I clerked and presented patients to the doctors during ward rounds, and the most important thing Dr. Batambuze use to emphasize was the issue of being able to pick up clinical signs and being able to interpret them, as well as the importance of demonstrating how you elicited the clinical signs you mention. My Cardiology clinical attachment helped me a lot; it taught me to work with other people. Dr. Batambuze organized tutorials, and he uses to give both us medical students and MMed students tutorials, it is quite good to be involved in a clinical setting with many medical doctors, because you get different views and approaches as well which broadens your horizons. After the ward round, I used to study a lot, to try and cover as much work as possible. It was much discouraging to learn that Doctors are underpaid after so much hard work of their training, and the type of care they give to patients. It was also sad to see some of the patients in beds because nothing can be done but only palliation and some of them cannot afford to pay for the surgery procedures more especially the Type A Aortic dissection patients, because of limited resources at Uganda Heart Institute, and patients have to be transported to Kenya for such procedures only to find out that patients cannot afford, but I was glad because even though most patients could not afford, Doctors use to continue with medical treatment learned that there is a lot of communication in medicine, and to be a good doctor does not only require excellent academic record but it requires a lot of passion, patience, and commitment. I also learned to approach patients as a whole, not only to treat the disease but also to focus on other aspects of life, because they might be the precipitants and the cause of the disease. And now that I am at home I will make sure that I help other fellow students, and furnish them with all the information I received at Uganda Heart Institute. I really appreciate the experience I had at the Uganda Heart Institution.
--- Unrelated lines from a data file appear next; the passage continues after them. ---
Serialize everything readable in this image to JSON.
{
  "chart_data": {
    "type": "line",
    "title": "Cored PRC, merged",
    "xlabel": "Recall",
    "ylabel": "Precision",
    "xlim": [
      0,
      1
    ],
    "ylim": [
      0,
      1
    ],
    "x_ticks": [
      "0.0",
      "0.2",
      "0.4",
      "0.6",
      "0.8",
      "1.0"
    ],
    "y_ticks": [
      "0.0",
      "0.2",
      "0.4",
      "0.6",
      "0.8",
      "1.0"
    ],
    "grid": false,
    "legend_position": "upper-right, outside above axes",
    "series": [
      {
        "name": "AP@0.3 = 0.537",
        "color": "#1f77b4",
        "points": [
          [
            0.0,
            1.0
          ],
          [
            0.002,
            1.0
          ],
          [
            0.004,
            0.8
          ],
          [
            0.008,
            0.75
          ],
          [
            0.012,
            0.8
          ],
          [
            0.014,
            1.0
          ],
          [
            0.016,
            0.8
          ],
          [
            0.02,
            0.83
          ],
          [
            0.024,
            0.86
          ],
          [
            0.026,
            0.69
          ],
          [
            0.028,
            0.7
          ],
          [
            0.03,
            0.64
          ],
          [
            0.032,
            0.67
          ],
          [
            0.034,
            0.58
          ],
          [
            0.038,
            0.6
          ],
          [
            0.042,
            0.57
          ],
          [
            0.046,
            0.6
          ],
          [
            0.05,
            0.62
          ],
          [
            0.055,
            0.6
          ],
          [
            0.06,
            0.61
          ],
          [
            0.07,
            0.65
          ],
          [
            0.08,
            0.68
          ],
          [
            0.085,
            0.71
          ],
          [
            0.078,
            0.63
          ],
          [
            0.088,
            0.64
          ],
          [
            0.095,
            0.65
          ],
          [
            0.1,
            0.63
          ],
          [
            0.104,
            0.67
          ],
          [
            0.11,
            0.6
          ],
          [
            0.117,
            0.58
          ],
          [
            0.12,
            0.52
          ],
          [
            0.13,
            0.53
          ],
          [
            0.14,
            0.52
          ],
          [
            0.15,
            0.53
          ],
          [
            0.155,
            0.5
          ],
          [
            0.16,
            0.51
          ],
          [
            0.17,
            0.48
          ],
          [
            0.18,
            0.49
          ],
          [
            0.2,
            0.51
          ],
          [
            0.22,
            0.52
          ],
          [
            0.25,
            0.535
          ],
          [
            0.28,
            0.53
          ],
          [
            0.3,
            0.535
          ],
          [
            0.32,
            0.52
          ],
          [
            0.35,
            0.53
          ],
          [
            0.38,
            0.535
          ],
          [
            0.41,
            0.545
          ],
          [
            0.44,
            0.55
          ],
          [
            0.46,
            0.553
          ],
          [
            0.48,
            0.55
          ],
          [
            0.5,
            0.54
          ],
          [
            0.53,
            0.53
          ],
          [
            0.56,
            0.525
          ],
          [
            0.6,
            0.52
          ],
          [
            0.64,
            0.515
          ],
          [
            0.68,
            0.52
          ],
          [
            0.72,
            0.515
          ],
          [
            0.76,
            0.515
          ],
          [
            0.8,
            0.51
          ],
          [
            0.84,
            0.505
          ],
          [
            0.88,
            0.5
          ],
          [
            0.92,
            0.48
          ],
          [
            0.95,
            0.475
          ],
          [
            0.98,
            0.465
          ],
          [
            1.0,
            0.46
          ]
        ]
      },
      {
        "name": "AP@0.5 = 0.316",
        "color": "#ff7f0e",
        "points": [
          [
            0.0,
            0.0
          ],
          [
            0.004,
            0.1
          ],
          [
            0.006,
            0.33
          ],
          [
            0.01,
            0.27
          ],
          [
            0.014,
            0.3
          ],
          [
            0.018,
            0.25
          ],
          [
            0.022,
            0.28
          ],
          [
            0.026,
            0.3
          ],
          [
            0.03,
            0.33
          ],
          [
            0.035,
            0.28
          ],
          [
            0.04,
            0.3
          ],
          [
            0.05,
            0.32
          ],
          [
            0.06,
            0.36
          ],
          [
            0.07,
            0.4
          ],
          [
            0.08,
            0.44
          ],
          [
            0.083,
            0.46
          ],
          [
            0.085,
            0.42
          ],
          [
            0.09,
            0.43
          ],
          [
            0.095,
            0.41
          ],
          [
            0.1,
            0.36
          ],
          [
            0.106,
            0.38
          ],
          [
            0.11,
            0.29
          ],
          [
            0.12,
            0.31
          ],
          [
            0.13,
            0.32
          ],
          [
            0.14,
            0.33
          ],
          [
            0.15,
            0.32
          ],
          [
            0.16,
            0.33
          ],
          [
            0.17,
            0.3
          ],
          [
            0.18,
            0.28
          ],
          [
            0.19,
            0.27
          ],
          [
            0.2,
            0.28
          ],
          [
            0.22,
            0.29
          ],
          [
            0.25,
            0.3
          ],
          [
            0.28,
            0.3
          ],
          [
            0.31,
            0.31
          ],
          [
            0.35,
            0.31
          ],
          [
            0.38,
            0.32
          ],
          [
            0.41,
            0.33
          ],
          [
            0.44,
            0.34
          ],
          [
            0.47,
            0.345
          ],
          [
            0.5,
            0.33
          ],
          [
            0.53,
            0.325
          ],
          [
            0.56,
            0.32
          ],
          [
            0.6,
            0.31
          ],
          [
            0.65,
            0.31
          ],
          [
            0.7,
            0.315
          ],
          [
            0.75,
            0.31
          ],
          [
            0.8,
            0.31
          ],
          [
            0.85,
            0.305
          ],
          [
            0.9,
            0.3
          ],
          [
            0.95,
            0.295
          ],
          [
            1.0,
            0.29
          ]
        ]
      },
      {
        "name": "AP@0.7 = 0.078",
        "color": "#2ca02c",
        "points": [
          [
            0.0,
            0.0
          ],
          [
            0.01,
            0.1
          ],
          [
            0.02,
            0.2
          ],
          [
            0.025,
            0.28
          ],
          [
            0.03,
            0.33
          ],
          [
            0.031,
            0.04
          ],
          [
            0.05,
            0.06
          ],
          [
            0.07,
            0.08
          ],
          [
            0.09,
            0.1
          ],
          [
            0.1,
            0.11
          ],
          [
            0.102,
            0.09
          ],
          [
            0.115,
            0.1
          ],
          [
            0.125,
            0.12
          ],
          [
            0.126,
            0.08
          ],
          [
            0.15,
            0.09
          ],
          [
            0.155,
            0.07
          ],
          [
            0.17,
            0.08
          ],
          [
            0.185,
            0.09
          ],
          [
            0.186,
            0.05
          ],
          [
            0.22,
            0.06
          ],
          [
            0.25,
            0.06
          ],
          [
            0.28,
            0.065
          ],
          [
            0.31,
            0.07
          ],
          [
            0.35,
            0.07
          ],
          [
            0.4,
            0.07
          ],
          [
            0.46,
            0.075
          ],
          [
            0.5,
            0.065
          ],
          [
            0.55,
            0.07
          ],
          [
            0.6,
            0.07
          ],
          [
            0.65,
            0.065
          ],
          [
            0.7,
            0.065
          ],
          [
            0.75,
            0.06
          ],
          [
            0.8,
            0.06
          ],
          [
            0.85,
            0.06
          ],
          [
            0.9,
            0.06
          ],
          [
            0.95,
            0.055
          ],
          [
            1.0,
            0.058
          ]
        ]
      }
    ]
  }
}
Lindokuhle in his medical cap and stethoscope

Acknowledgments

I would like to thank GEMx for offering this exchange program, which made everything easy on my side as far as applications and other important information is concerned, thanking SAMA Scholarship for offering me funding. Prof Mergan Naidoo who is the manager of GEMx at the University of KwaZulu Natal(UKZN), Prof Ncoza Dlova who is the dean and head of the school of clinical medicine at UKZN who encouraged me to apply and further assisted me with finances where they were loopholes, Miss Sunga Chumia who assisted me with logistics. I would also like to thank Dr. Isaac Ssinabuyla who is the manager of GEMx at Makerere University in Uganda for the help and for hosting us as well as Phionah Kinwa.